A convite do Centro de Referências em Educação Integral, três especialistas em formação de professores analisam os pontos fortes da proposta e quais aspectos ainda precisam avançar.

Kátia Smole, ex-secretária de Educação Básica (SEB) do Ministério da Educação (MEC)

“Essa diretriz traz um conjunto de competências e habilidades que vão pautar os currículos de formação docente. Então, tem especificidades para atender a formação do professor da Educação Infantil até o profissional que vai dar aulas no Ensino Médio

Isso é bom porque tem um perfil de professor comum, que vai conhecer a escola, como o aluno aprende, entender como ele lida com a tecnologia, com a realidade do território no qual a escola está inserida. É um core de formação geral para o professor da educação básica, que também traz as especificidades, como olhar para a BNCC. 

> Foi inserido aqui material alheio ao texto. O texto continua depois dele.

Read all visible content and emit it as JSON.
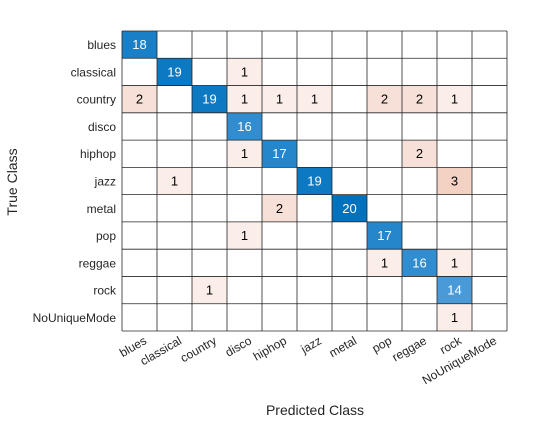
{
  "chart_data": {
    "type": "heatmap",
    "title": "",
    "xlabel": "Predicted Class",
    "ylabel": "True Class",
    "row_labels": [
      "blues",
      "classical",
      "country",
      "disco",
      "hiphop",
      "jazz",
      "metal",
      "pop",
      "reggae",
      "rock",
      "NoUniqueMode"
    ],
    "col_labels": [
      "blues",
      "classical",
      "country",
      "disco",
      "hiphop",
      "jazz",
      "metal",
      "pop",
      "reggae",
      "rock",
      "NoUniqueMode"
    ],
    "values": [
      [
        18,
        0,
        0,
        0,
        0,
        0,
        0,
        0,
        0,
        0,
        0
      ],
      [
        0,
        19,
        0,
        1,
        0,
        0,
        0,
        0,
        0,
        0,
        0
      ],
      [
        2,
        0,
        19,
        1,
        1,
        1,
        0,
        2,
        2,
        1,
        0
      ],
      [
        0,
        0,
        0,
        16,
        0,
        0,
        0,
        0,
        0,
        0,
        0
      ],
      [
        0,
        0,
        0,
        1,
        17,
        0,
        0,
        0,
        2,
        0,
        0
      ],
      [
        0,
        1,
        0,
        0,
        0,
        19,
        0,
        0,
        0,
        3,
        0
      ],
      [
        0,
        0,
        0,
        0,
        2,
        0,
        20,
        0,
        0,
        0,
        0
      ],
      [
        0,
        0,
        0,
        1,
        0,
        0,
        0,
        17,
        0,
        0,
        0
      ],
      [
        0,
        0,
        0,
        0,
        0,
        0,
        0,
        1,
        16,
        1,
        0
      ],
      [
        0,
        0,
        1,
        0,
        0,
        0,
        0,
        0,
        0,
        14,
        0
      ],
      [
        0,
        0,
        0,
        0,
        0,
        0,
        0,
        0,
        0,
        1,
        0
      ]
    ],
    "colors": {
      "diagonal_high": "#0072bd",
      "diagonal_low": "#4a9ad8",
      "off_diagonal_low": "#fbeee9",
      "off_diagonal_high": "#f3d2c4",
      "grid": "#262626",
      "text_dark": "#000000",
      "text_light": "#ffffff"
    }
  }
}
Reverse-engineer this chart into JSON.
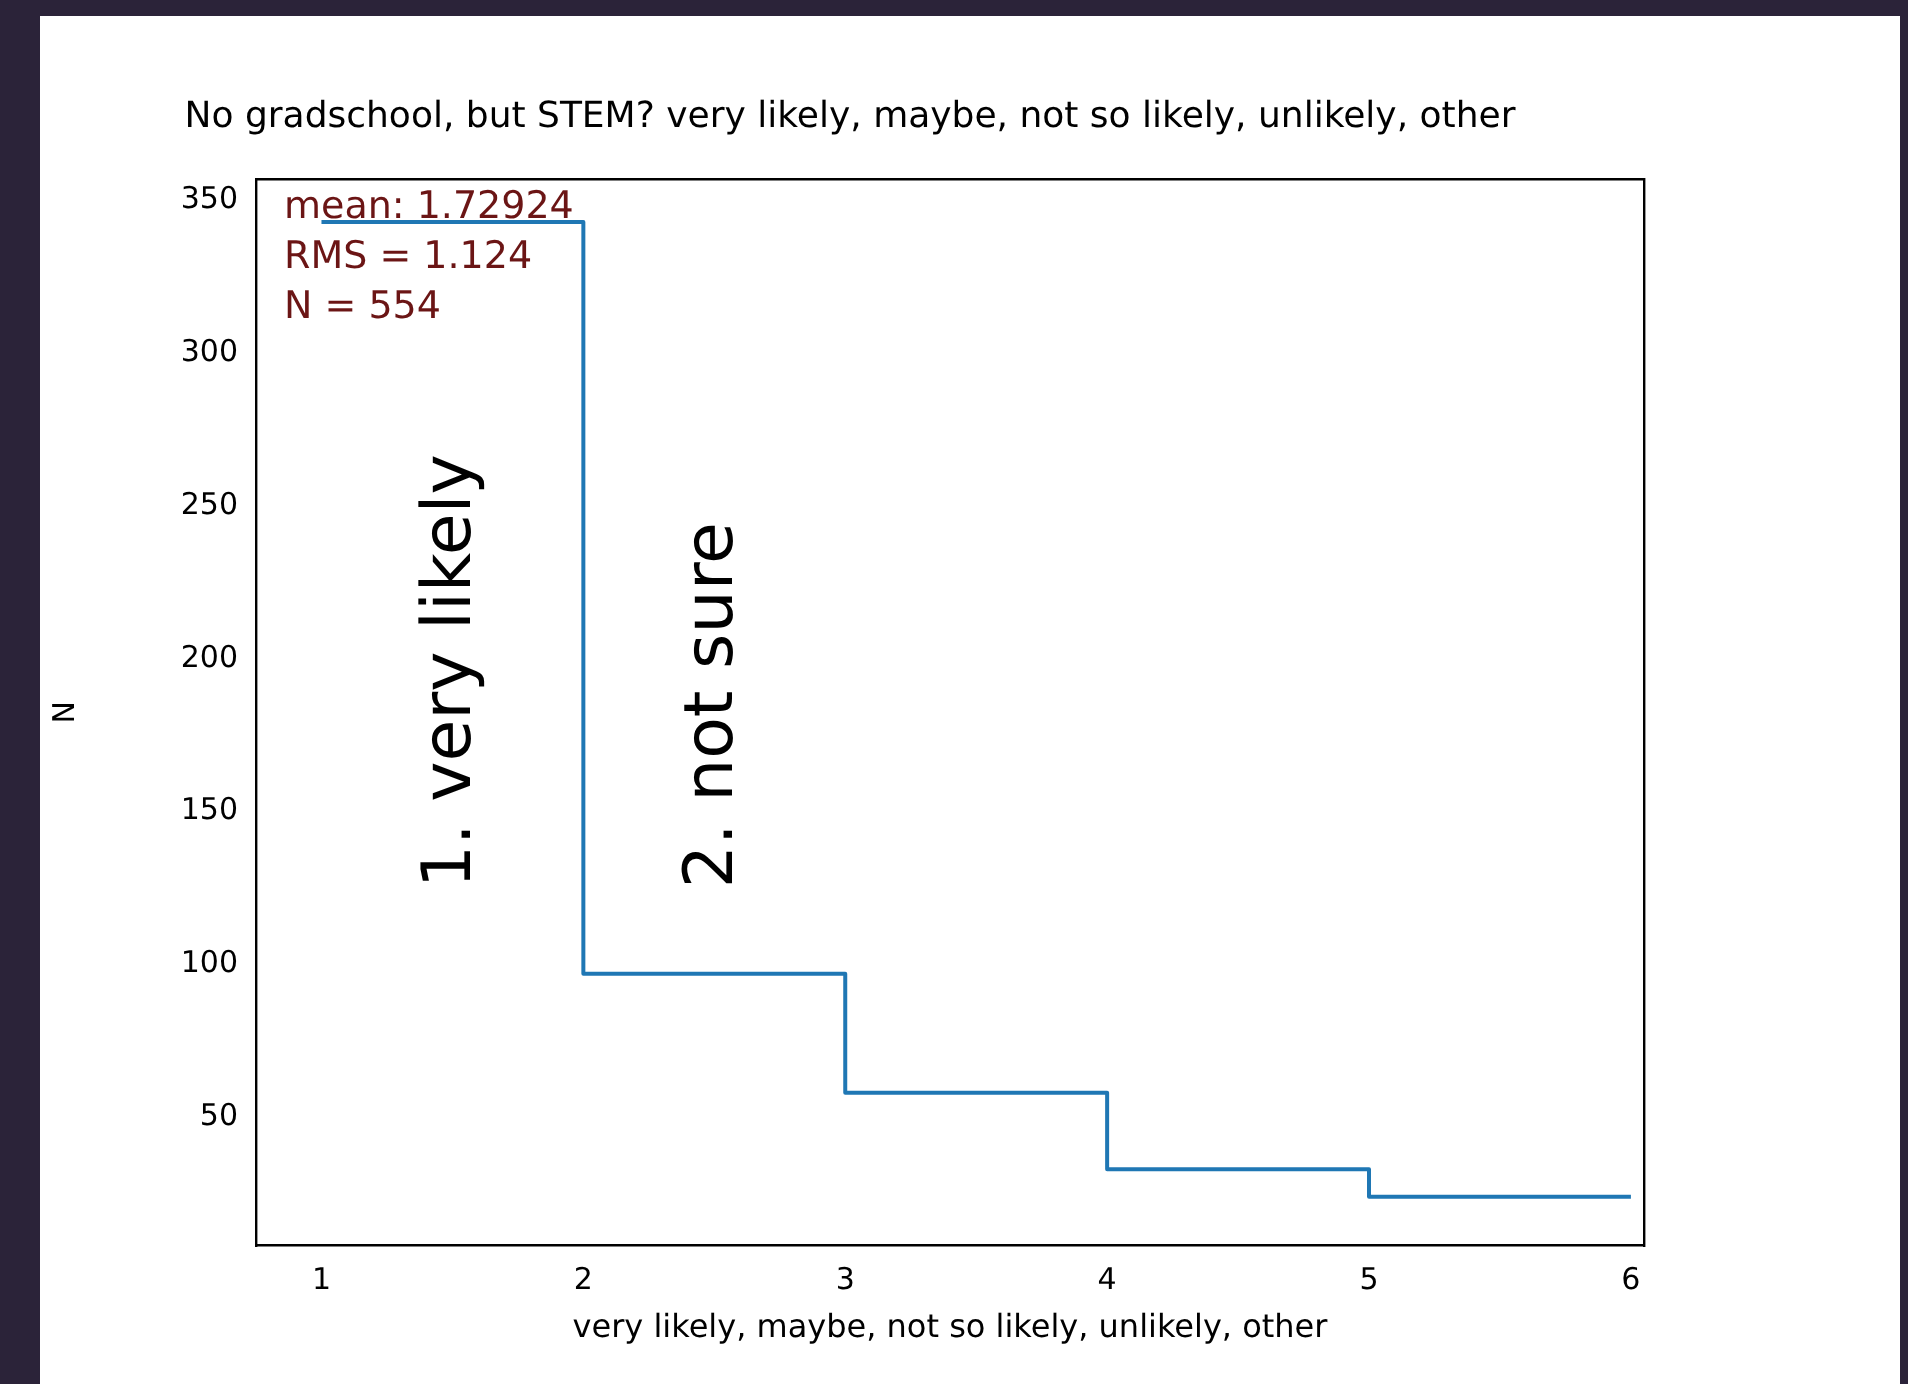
{
  "chart_data": {
    "type": "histogram",
    "title": "No gradschool, but STEM? very likely, maybe, not so likely, unlikely, other",
    "xlabel": "very likely, maybe, not so likely, unlikely, other",
    "ylabel": "N",
    "bins": [
      1,
      2,
      3,
      4,
      5,
      6
    ],
    "values": [
      343,
      97,
      58,
      33,
      24
    ],
    "color": "#1f77b4",
    "xlim": [
      0.75,
      6.05
    ],
    "xticks": [
      1,
      2,
      3,
      4,
      5,
      6
    ],
    "ylim": [
      8,
      357
    ],
    "yticks": [
      50,
      100,
      150,
      200,
      250,
      300,
      350
    ],
    "grid": false,
    "legend": false,
    "annotations": [
      "mean: 1.72924",
      "RMS = 1.124",
      "N = 554",
      "1. very likely",
      "2. not sure"
    ]
  }
}
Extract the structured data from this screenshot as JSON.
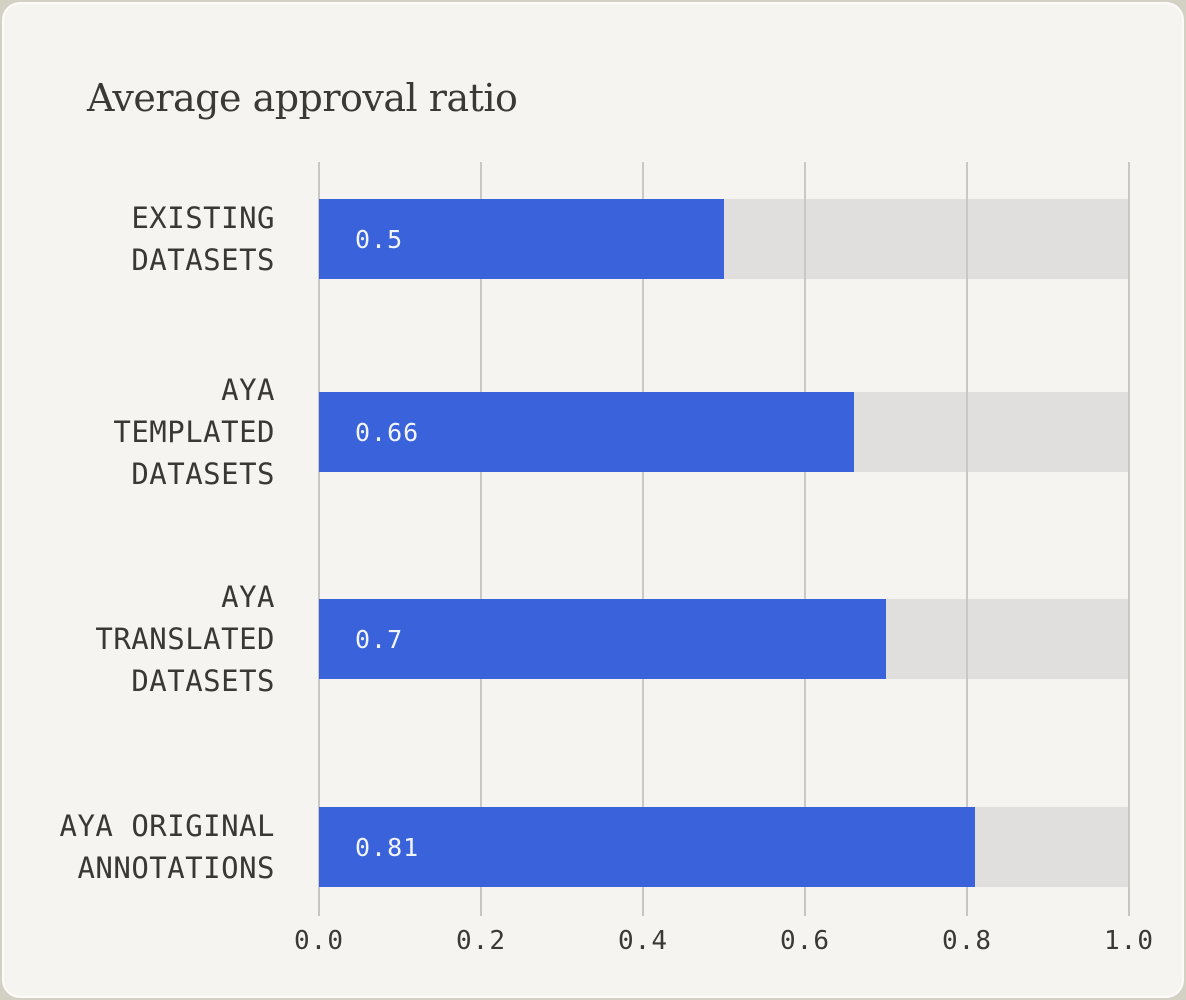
{
  "chart_data": {
    "type": "bar",
    "orientation": "horizontal",
    "title": "Average approval ratio",
    "categories": [
      "EXISTING DATASETS",
      "AYA TEMPLATED DATASETS",
      "AYA TRANSLATED DATASETS",
      "AYA ORIGINAL ANNOTATIONS"
    ],
    "category_label_lines": [
      [
        "EXISTING",
        "DATASETS"
      ],
      [
        "AYA",
        "TEMPLATED",
        "DATASETS"
      ],
      [
        "AYA",
        "TRANSLATED",
        "DATASETS"
      ],
      [
        "AYA ORIGINAL",
        "ANNOTATIONS"
      ]
    ],
    "values": [
      0.5,
      0.66,
      0.7,
      0.81
    ],
    "value_labels": [
      "0.5",
      "0.66",
      "0.7",
      "0.81"
    ],
    "xlim": [
      0,
      1
    ],
    "x_ticks": [
      {
        "value": 0.0,
        "label": "0.0"
      },
      {
        "value": 0.2,
        "label": "0.2"
      },
      {
        "value": 0.4,
        "label": "0.4"
      },
      {
        "value": 0.6,
        "label": "0.6"
      },
      {
        "value": 0.8,
        "label": "0.8"
      },
      {
        "value": 1.0,
        "label": "1.0"
      }
    ],
    "grid": true,
    "legend": null,
    "colors": {
      "bar": "#3a62da",
      "bar_track": "#e0dfdd",
      "gridline": "#c9c8c4",
      "tick": "#c6c5c1",
      "value_text": "#f3f5fc",
      "category_text": "#3a3835",
      "axis_text": "#3b3936",
      "title_text": "#3b3936",
      "card_background": "#f5f4f1",
      "outer_background": "#d3d1c3"
    }
  }
}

Há, ainda, uma integração clara entre a competência profissional, que é formada pelo conhecimento junto com a prática, e com engajamento que é necessário. O texto deixa muito claro o que é preciso que o professor saiba quando termina sua formação e como isso vai sendo aprimorado ao longo do tempo da carreira, por meio da formação continuada. Isso é relevante no momento de grandes transformações educacionais que vive o Brasil.

Acho que temos ainda algumas necessidades de trazer mais a marca do desenvolvimento integral na perspectiva que está na BNCC. Ainda podemos deixar um pouco mais clara a relação entre essa formação e o progresso na carreira, e de uma avaliação específica para a formação do professor.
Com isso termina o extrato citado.